In accordance with VirusTotal, the malware installer and its payload were not detected by the virus detection mechanisms.

Mac Malware Shlayer

Investigators security of Intego noticed this news version of Shlayer Mac malware distributed as a Trojan horse file (.DMG disk image) and presented as the Adobe Flash Player.

Once the user installs the malicious Adobe Flash Player on his Mac machine, some instructions will appear.

"The instructions tell them users "right-click on the Flash installer, select 'Open' and then click 'Open' in the window that appears," they said in a post. researchers of Intego.

When the user starts following the instructions for installing malware application, the icon looks like the Flash player, but in the background other processes take place.

One is used bash script, which extracts a .zip archive file protected by code access and secretly stores the malicious application in a temporary folder.

Mac malware also downloads Adobe's legitimate Flash Player installer to deceive the user, but it also downloads other malicious ones applications.

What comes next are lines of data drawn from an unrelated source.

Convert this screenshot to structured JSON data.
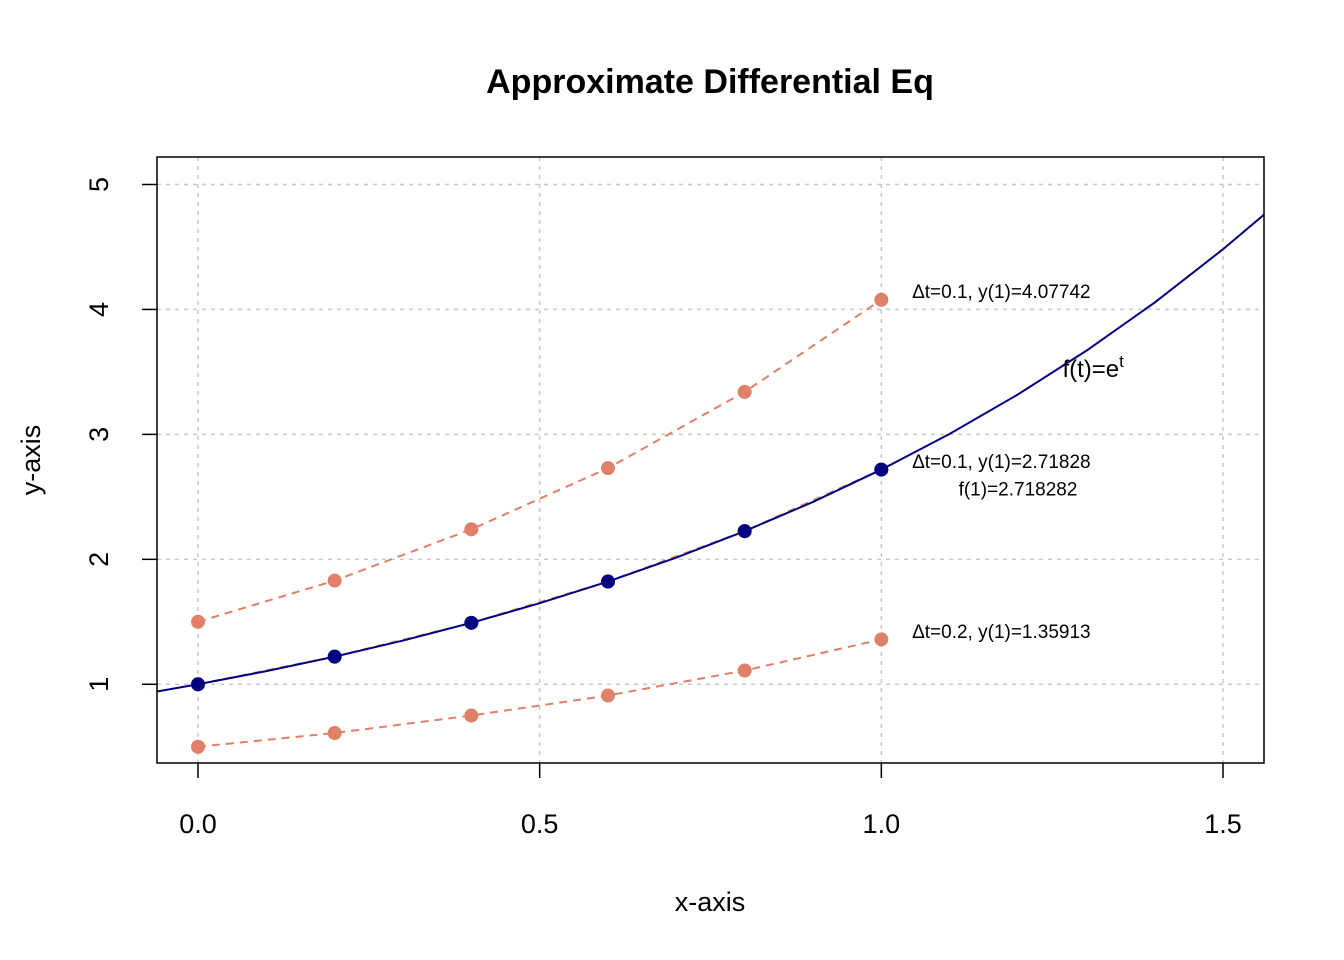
{
  "chart_data": {
    "type": "line",
    "title": "Approximate Differential Eq",
    "xlabel": "x-axis",
    "ylabel": "y-axis",
    "xlim": [
      -0.06,
      1.56
    ],
    "ylim": [
      0.37,
      5.22
    ],
    "xticks": [
      0.0,
      0.5,
      1.0,
      1.5
    ],
    "xtick_labels": [
      "0.0",
      "0.5",
      "1.0",
      "1.5"
    ],
    "yticks": [
      1,
      2,
      3,
      4,
      5
    ],
    "ytick_labels": [
      "1",
      "2",
      "3",
      "4",
      "5"
    ],
    "grid": true,
    "colors": {
      "approx": "#e08068",
      "exact": "#000080"
    },
    "series": [
      {
        "x": [
          0.0,
          0.2,
          0.4,
          0.6,
          0.8,
          1.0
        ],
        "y": [
          1.5,
          1.83,
          2.24,
          2.73,
          3.34,
          4.07742
        ],
        "style": "dashed-points",
        "color": "#e08068"
      },
      {
        "x": [
          0.0,
          0.2,
          0.4,
          0.6,
          0.8,
          1.0
        ],
        "y": [
          1.0,
          1.2214,
          1.4918,
          1.8221,
          2.2255,
          2.71828
        ],
        "style": "dashed-points",
        "color": "#e08068"
      },
      {
        "x": [
          0.0,
          0.2,
          0.4,
          0.6,
          0.8,
          1.0
        ],
        "y": [
          0.5,
          0.61,
          0.75,
          0.91,
          1.11,
          1.35913
        ],
        "style": "dashed-points",
        "color": "#e08068"
      },
      {
        "x": [
          -0.06,
          0.0,
          0.1,
          0.2,
          0.3,
          0.4,
          0.5,
          0.6,
          0.7,
          0.8,
          0.9,
          1.0,
          1.1,
          1.2,
          1.3,
          1.4,
          1.5,
          1.56
        ],
        "y": [
          0.9418,
          1.0,
          1.1052,
          1.2214,
          1.3499,
          1.4918,
          1.6487,
          1.8221,
          2.0138,
          2.2255,
          2.4596,
          2.7183,
          3.0042,
          3.3201,
          3.6693,
          4.0552,
          4.4817,
          4.7588
        ],
        "style": "line",
        "color": "#000080"
      },
      {
        "x": [
          0.0,
          0.2,
          0.4,
          0.6,
          0.8,
          1.0
        ],
        "y": [
          1.0,
          1.2214,
          1.4918,
          1.8221,
          2.2255,
          2.7183
        ],
        "style": "points",
        "color": "#000080"
      }
    ],
    "annotations": [
      {
        "id": "anno-upper",
        "text": "Δt=0.1, y(1)=4.07742",
        "x": 1.045,
        "y": 4.09,
        "anchor": "start",
        "size": "small"
      },
      {
        "id": "anno-middle",
        "text": "Δt=0.1, y(1)=2.71828",
        "x": 1.045,
        "y": 2.73,
        "anchor": "start",
        "size": "small"
      },
      {
        "id": "anno-exact-value",
        "text": "f(1)=2.718282",
        "x": 1.2,
        "y": 2.51,
        "anchor": "middle",
        "size": "small"
      },
      {
        "id": "anno-lower",
        "text": "Δt=0.2, y(1)=1.35913",
        "x": 1.045,
        "y": 1.37,
        "anchor": "start",
        "size": "small"
      },
      {
        "id": "anno-curve",
        "text": "f(t)=e",
        "superscript": "t",
        "x": 1.31,
        "y": 3.46,
        "anchor": "middle",
        "size": "big"
      }
    ]
  }
}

"The decision of the developers to hide the Mac .app in a protected .zip file and this file inside a bash shell script is a new idea - and it is also extremely clear that the developers are trying to avoid software detection protection from viruses".

"This recently modified Mac malware is supposed to be a legitimate Flash Player installer, but it can actually download and install hidden unwanted packages containing adware ή spyware".

Shlayer Mac malware is believed to be one of the biggest and most widespread threats to macOS. In February, her researchers Carbon Black have identified a new one Shlayer malware targeting versions 10.10.5 to 10.14.3.

Adobe has already announced that will stop distributing and updating Flash Player after 31 December 2020.